Protection des travailleurs




Illustration: Yannis Macchia

Au cours du 20e siècle, la branche horlogère subit plusieurs crises économiques d’envergure. Les phases de plein emploi succèdent aux périodes de licenciements massifs.

 

Lors des «trente glorieuses», le spectre d’une crise disparaît. En 1960, les partenaires sociaux qui se penchent sur le problème des licenciements collectifs ne se préoccupent donc que de ceux qui résultent des changements technologiques. L’accord prône le dialogue et le partenariat social pour établir le plus rapidement possible un plan social selon des critères définis en commun par les deux parties.


L’introduction du progrès technique peut avoir pour effet une forte réduction du besoin de main d’œuvre. C’est le cas par exemple avec le laser, qui supprime des milliers d’emplois dans le perçage des pierres d’horlogerie.

La crise horlogère

C’est dans un contexte général de réduction de main d’œuvre que, au milieu des années 1970, la branche horlogère suisse doit faire face à une concurrence étrangère brutalement accrue et à l’apparition des premières montres à quartz. Le nombre des travailleurs chute drastiquement, passant de 89 500 personnes en 1970 à 29 800 personnes en 1987.



Pour amortir les effets de la crise, les partenaires sociaux étendent au chômage économique le champ d’application de l’accord sur le chômage technologique. Les parties contractantes se disent «soucieuses d’atténuer dans la mesure du possible les conséquences négatives des fermetures totales ou partielles d’entreprises, des réductions de personnel, des pertes de salaires, dues à des causes économiques touchant une partie appréciable du personnel».

 

Elles s’engagent à prendre les mesures adéquates : transfert de personnel, mise en place de cours permettant la réadaptation dans d’autres professions.




Le 11 novembre 1978, les horlogers se rassemblent devant le Parlement fédéral pour réclamer des mesures contre le franc fort.

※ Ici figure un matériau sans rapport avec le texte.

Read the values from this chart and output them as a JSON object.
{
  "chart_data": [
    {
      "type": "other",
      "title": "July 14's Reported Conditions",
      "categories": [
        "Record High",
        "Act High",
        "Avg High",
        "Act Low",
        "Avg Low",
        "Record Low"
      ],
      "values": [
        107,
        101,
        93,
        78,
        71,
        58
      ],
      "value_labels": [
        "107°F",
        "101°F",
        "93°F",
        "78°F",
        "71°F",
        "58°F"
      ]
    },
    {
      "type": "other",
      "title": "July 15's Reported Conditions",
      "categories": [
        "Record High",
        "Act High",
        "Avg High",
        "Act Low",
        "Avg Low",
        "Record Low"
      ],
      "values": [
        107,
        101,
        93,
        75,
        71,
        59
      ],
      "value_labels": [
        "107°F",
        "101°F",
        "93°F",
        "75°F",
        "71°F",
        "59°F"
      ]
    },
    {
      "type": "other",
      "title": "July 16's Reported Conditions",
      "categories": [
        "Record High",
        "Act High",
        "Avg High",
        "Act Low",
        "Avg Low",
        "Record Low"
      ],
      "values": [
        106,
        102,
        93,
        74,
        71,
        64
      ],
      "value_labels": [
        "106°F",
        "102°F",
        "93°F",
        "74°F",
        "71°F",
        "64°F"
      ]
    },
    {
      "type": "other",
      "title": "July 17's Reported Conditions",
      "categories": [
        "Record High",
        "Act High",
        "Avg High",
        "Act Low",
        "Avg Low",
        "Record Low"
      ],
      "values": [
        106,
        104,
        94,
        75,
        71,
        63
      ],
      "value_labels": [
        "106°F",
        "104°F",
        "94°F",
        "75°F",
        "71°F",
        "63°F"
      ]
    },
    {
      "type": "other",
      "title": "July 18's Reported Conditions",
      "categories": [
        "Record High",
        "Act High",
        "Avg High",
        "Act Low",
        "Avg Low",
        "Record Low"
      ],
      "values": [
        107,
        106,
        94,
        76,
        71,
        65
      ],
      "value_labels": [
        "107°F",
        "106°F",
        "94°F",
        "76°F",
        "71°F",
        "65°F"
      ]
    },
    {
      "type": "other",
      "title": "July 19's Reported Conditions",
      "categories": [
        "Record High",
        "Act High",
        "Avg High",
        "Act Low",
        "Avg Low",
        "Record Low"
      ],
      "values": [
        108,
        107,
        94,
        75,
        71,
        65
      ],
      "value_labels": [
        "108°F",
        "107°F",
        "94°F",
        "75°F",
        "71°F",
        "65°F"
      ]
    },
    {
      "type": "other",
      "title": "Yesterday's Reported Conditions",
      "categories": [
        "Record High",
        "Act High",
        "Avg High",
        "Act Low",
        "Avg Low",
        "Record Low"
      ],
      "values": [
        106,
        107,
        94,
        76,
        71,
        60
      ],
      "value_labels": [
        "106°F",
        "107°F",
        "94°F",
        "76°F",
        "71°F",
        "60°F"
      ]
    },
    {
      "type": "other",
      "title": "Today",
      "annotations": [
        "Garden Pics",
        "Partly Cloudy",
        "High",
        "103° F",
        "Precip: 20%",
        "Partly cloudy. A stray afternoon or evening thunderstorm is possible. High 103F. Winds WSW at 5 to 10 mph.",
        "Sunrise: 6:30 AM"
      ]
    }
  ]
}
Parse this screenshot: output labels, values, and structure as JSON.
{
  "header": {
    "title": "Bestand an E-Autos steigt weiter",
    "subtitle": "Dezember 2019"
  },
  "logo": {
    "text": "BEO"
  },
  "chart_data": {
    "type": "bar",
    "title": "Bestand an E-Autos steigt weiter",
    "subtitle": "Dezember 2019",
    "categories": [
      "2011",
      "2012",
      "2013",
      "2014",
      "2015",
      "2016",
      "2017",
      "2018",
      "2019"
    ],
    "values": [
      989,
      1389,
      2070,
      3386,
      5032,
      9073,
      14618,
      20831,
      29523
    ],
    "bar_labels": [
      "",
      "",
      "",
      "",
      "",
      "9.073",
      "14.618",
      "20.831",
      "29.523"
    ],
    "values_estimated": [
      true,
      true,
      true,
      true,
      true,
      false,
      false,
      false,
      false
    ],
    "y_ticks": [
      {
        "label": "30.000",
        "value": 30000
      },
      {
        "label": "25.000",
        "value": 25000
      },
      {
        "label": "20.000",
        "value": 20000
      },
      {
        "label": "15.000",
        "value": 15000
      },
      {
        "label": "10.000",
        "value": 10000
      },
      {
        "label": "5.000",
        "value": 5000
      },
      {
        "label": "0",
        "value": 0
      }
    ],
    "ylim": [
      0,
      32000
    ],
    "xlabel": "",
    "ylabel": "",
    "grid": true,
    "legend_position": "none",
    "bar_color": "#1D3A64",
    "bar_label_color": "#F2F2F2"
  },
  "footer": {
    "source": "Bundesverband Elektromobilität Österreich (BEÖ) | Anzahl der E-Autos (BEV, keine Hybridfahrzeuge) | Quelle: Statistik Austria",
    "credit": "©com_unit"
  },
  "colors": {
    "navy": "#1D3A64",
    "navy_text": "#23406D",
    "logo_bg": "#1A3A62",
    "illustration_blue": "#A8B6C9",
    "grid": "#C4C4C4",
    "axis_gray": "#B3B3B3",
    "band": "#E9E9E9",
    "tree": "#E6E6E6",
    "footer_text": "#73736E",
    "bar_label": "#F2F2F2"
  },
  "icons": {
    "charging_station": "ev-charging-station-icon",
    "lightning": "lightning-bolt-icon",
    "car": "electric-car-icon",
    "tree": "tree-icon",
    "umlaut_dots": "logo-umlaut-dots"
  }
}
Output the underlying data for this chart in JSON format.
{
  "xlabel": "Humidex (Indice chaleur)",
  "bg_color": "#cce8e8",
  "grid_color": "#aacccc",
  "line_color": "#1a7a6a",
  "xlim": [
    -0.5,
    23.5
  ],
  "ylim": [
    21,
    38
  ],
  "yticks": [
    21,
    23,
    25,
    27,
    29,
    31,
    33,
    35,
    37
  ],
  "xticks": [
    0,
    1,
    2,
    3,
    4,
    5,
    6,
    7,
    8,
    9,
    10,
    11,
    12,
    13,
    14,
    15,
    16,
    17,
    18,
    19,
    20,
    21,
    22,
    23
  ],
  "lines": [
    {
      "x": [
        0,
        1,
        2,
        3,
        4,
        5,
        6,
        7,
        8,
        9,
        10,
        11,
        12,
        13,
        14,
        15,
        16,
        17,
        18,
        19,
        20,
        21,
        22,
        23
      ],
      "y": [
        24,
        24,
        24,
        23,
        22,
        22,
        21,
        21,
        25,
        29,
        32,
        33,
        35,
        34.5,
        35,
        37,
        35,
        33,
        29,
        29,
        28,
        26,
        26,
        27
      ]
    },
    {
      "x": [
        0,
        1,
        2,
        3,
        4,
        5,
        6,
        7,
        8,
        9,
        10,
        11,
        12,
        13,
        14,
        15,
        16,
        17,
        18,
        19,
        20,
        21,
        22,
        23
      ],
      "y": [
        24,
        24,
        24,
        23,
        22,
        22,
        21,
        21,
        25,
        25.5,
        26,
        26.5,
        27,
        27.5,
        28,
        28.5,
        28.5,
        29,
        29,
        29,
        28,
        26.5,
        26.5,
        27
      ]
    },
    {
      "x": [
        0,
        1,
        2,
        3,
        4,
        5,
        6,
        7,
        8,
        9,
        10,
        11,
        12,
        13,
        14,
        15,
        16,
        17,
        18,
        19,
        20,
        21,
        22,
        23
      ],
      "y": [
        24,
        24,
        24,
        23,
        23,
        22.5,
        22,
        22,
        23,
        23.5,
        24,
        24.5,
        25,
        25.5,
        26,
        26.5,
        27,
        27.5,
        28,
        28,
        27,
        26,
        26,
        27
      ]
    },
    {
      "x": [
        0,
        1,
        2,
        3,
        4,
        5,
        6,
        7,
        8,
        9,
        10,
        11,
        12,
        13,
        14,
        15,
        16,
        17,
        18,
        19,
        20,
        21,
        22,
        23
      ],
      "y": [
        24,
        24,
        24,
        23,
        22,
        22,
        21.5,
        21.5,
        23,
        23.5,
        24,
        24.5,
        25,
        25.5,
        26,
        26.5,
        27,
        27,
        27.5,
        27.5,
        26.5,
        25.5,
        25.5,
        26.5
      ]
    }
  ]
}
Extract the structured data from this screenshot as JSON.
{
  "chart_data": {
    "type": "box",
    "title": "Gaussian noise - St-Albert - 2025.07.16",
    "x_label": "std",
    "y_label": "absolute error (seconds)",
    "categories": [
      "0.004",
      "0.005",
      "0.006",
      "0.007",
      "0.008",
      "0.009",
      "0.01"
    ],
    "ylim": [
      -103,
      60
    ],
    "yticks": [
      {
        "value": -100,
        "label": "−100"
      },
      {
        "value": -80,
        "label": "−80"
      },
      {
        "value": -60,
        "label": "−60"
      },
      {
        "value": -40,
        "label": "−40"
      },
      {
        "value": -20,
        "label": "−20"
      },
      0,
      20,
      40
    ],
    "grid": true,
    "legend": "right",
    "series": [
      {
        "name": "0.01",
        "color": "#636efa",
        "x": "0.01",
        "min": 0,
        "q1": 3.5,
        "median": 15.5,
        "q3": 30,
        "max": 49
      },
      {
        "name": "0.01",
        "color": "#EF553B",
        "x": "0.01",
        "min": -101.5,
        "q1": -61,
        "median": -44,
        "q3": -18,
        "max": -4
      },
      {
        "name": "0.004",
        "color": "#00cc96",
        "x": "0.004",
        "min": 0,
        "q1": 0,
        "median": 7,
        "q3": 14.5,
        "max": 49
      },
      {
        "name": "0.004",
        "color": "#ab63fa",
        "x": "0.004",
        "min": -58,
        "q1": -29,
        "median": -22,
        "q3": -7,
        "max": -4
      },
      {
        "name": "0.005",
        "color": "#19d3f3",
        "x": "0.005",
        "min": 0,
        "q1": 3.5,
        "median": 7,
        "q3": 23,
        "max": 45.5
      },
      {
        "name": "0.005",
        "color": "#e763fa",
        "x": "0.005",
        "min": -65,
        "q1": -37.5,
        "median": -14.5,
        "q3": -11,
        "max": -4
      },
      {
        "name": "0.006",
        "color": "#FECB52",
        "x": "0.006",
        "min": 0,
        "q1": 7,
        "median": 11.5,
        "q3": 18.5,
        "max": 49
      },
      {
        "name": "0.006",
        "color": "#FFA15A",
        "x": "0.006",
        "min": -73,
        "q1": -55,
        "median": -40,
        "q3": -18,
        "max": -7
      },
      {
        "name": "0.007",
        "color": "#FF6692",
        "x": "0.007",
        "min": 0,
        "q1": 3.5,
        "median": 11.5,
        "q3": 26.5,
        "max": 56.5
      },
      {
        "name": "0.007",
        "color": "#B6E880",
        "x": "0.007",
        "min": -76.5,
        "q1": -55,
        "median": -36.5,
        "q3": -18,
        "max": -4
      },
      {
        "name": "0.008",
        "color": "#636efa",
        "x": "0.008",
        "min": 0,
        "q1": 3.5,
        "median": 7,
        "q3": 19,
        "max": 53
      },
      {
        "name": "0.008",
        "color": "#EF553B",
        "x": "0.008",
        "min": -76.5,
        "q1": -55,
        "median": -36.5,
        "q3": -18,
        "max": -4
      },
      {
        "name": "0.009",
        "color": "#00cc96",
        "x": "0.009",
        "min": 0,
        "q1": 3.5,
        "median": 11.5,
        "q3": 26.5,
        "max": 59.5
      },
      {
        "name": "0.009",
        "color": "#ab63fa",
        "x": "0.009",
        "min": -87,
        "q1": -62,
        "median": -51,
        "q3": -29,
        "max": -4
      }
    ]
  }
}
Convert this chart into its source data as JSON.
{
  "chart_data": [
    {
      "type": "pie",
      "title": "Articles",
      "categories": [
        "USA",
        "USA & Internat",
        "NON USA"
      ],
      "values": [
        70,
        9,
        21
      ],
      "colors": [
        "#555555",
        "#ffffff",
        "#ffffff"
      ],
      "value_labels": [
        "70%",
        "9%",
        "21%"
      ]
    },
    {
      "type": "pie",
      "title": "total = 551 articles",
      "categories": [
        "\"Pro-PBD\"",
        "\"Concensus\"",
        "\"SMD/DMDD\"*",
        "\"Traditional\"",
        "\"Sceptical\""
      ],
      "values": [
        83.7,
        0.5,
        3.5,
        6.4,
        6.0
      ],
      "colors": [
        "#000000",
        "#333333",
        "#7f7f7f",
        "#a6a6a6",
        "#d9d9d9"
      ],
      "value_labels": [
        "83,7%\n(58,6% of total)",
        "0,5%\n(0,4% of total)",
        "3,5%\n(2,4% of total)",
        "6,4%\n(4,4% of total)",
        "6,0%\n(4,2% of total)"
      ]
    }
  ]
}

Cet «Accord sur la politique de l’emploi» n’est pas la solution mais offre déjà les bases d’un dialogue entre employeurs et travailleurs.

«Les partenaires sociaux ne peuvent pas empêcher l’orage d’éclater. Mais ils peuvent se munir de parapluies pour en limiter ou en atténuer les effets dommageables.»
Jean-Pierre Ghelfi, économiste

Depuis 2002, la convention collective de travail ajoute un nouveau parapluie à sa panoplie. En effet, les partenaires sociaux allongent le délai de congé de 3 mois en cas de licenciement économique pour les travailleurs âgés de plus de 60 ans ayant au minimum 8 ans d’activités dans une entreprise horlogère conventionnée.